Gideon chuckled and pulled back to gaze into Alex’s eyes. “You may not say that when you find out exactly how controlling I can be about a project like this.”
“I’ve got a pretty good idea.” Alex dropped his voice bedroom-low. “I know how to handle it too, wouldn’t you say?” When Gideon flushed, Alex allowed himself a mental high five before easing up on the innuendo. “I say, bring it. I’m with you all the way.”
Gideon kissed Alex’s cheek. “Come on, then. Time to get to work. I am sooo ready to kick this project in its annoying little balls so I can focus on the one that really matters.” He marched out of the Starbucks, holding Alex’s hand, and didn’t stop talking about holiday plans the whole way up to the sixteent
h floor.
“Get your mom’s menu. Her recipes. Everything. You and Lin brainstorm your childhood and come up with a scenario. We’ll make a Thanksgiving for your dad that will match his memories exactly. That’s what comforts him, right? Familiarity?”
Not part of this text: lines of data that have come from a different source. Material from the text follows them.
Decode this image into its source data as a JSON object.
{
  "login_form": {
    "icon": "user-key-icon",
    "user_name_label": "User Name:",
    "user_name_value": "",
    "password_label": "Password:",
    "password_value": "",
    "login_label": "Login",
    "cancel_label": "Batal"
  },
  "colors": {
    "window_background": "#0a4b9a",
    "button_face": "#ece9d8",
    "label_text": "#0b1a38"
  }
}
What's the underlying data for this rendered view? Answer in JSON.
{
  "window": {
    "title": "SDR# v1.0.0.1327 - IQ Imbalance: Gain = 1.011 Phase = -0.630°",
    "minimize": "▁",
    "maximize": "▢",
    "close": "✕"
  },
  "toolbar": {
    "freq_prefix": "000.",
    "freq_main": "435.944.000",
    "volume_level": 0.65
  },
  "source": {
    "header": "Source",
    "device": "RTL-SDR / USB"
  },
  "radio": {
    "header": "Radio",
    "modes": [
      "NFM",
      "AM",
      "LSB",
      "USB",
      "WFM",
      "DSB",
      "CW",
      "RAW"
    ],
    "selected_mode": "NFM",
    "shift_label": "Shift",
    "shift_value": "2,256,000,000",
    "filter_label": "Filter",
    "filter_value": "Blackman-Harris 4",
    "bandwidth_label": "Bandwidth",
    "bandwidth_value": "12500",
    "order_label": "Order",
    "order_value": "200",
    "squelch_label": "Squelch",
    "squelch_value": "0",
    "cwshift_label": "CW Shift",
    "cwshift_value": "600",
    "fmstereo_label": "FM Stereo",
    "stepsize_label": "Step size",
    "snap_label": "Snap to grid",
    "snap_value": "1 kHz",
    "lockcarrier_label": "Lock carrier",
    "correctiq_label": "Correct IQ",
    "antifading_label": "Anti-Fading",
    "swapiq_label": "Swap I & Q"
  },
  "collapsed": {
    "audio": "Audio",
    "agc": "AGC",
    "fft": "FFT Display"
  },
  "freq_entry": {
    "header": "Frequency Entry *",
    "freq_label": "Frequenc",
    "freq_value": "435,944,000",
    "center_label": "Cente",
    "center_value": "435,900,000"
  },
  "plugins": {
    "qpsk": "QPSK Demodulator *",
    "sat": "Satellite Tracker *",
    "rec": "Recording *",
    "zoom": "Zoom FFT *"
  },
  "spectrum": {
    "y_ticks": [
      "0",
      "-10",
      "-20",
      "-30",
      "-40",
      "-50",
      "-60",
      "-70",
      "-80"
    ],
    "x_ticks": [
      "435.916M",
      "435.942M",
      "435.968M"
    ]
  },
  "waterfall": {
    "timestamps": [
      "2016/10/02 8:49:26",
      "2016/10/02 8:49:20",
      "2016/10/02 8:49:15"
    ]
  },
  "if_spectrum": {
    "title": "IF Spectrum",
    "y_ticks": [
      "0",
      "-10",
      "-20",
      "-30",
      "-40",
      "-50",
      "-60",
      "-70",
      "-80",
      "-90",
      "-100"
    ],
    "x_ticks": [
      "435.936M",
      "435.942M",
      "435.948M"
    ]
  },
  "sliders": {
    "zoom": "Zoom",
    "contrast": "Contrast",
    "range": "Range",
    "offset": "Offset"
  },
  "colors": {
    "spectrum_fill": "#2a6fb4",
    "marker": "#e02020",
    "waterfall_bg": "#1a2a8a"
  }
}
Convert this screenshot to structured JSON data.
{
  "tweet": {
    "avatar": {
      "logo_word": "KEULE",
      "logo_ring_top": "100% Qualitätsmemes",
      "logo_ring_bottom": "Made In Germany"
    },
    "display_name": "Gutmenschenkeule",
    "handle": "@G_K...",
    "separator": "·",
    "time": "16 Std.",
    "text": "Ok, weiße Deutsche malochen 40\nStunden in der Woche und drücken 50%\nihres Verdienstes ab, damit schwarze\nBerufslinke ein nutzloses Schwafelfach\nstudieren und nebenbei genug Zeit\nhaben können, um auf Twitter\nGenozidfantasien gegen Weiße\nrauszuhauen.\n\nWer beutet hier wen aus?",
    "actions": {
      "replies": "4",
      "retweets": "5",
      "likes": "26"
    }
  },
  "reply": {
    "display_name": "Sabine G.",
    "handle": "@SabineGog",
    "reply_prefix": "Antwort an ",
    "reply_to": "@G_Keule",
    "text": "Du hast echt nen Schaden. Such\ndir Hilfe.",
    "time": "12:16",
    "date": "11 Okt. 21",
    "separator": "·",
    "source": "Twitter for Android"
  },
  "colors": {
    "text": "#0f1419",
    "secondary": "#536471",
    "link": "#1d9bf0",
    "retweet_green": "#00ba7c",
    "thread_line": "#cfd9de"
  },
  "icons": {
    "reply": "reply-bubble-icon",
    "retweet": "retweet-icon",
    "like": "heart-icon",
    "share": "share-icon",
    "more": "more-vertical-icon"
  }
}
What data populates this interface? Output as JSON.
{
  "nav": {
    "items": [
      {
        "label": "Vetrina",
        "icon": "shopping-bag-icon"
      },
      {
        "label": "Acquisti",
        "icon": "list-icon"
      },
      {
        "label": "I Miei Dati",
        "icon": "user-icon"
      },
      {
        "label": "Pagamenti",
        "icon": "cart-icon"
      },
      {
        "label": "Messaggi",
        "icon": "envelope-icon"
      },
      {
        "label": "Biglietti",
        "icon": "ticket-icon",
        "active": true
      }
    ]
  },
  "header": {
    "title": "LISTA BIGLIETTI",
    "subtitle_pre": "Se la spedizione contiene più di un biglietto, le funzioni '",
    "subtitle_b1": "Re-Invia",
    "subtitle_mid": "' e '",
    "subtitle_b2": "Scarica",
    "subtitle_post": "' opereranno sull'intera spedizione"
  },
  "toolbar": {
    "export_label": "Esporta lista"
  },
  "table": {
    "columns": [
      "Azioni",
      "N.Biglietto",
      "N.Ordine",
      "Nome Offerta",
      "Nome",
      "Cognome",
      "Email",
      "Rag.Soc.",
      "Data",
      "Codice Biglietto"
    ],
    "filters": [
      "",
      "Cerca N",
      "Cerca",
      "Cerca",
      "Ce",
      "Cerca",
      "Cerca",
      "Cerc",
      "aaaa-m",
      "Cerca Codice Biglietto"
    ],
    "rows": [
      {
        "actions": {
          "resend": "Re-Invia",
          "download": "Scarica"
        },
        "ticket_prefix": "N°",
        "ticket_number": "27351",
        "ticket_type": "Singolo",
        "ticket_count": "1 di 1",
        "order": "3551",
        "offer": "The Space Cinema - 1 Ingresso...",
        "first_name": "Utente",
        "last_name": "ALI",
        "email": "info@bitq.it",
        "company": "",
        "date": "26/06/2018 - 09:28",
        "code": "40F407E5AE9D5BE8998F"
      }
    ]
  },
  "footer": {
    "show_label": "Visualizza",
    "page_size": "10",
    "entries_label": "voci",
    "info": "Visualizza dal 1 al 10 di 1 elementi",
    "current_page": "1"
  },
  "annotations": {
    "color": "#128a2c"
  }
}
“Yeah. Most of the time, but sometimes—” Alex grabbed Gideon’s elbow when he nearly rammed into the doorframe, and steered him around the corner into the server room. Jesus, the guy hadn’t taken his eyes off Alex’s face long enough to look where he was going.
“If you think I need to keep out of sight so I don’t freak him out, I’m totally cool with that. I can stage-manage everything from the kitchen.” He was almost skipping now. “We’ll go shopping Wednesday night. Get everything we need. Then on Thursday . . .” His voice died and he stood stock-still in the middle of the server room. The faint odor of linoleum adhesive and paint hung in the air, but the place was spotless, exactly as Alex had asked.
“The . . . wait. This room is done? All of it?” Gideon whirled and stared up at Alex, wide-eyed. “How? God, when?”
Alex shrugged, the awe in Gideon’s voice kindling that postkiss glow again. “Convinced Manny it’d piss off the consultant. The flooring guys were a tougher sell, but I promised them a couple of cases of beer and they were good.”
Gideon revolved slowly, taking in the assembled server racks, the workbench, the electrical gang boxes that Alex had repositioned in a more convenient spot for the equipment.
“I can unpack the blade servers. Install the operating-system images. Configure the LAN. I could have it done before Thanksgiving, easy, except—” He stopped, his gaze riveted on a spot to the left of the door. “A thermostat?” he squeaked. “Is this . . .”
“Yup. Dedicated zone. Programmable from the wall unit or through a software program you can install on the console. You can mmmph—” Gideon’s unexpected, but not unwelcome, kiss stopped Alex’s explanation. Hells, yeah. Bring on the X-rated show, because this kiss was definitely NSFW.
Gideon pulled away, but kept his hands laced behind Alex’s head. “Thank you.” He jumped, wrapping his legs around Alex’s waist, and Alex caught him under the ass and hugged him close. “God. No one has ever . . .” He stared at the tinted windows on the corridor side of the room. “Are those one-way?”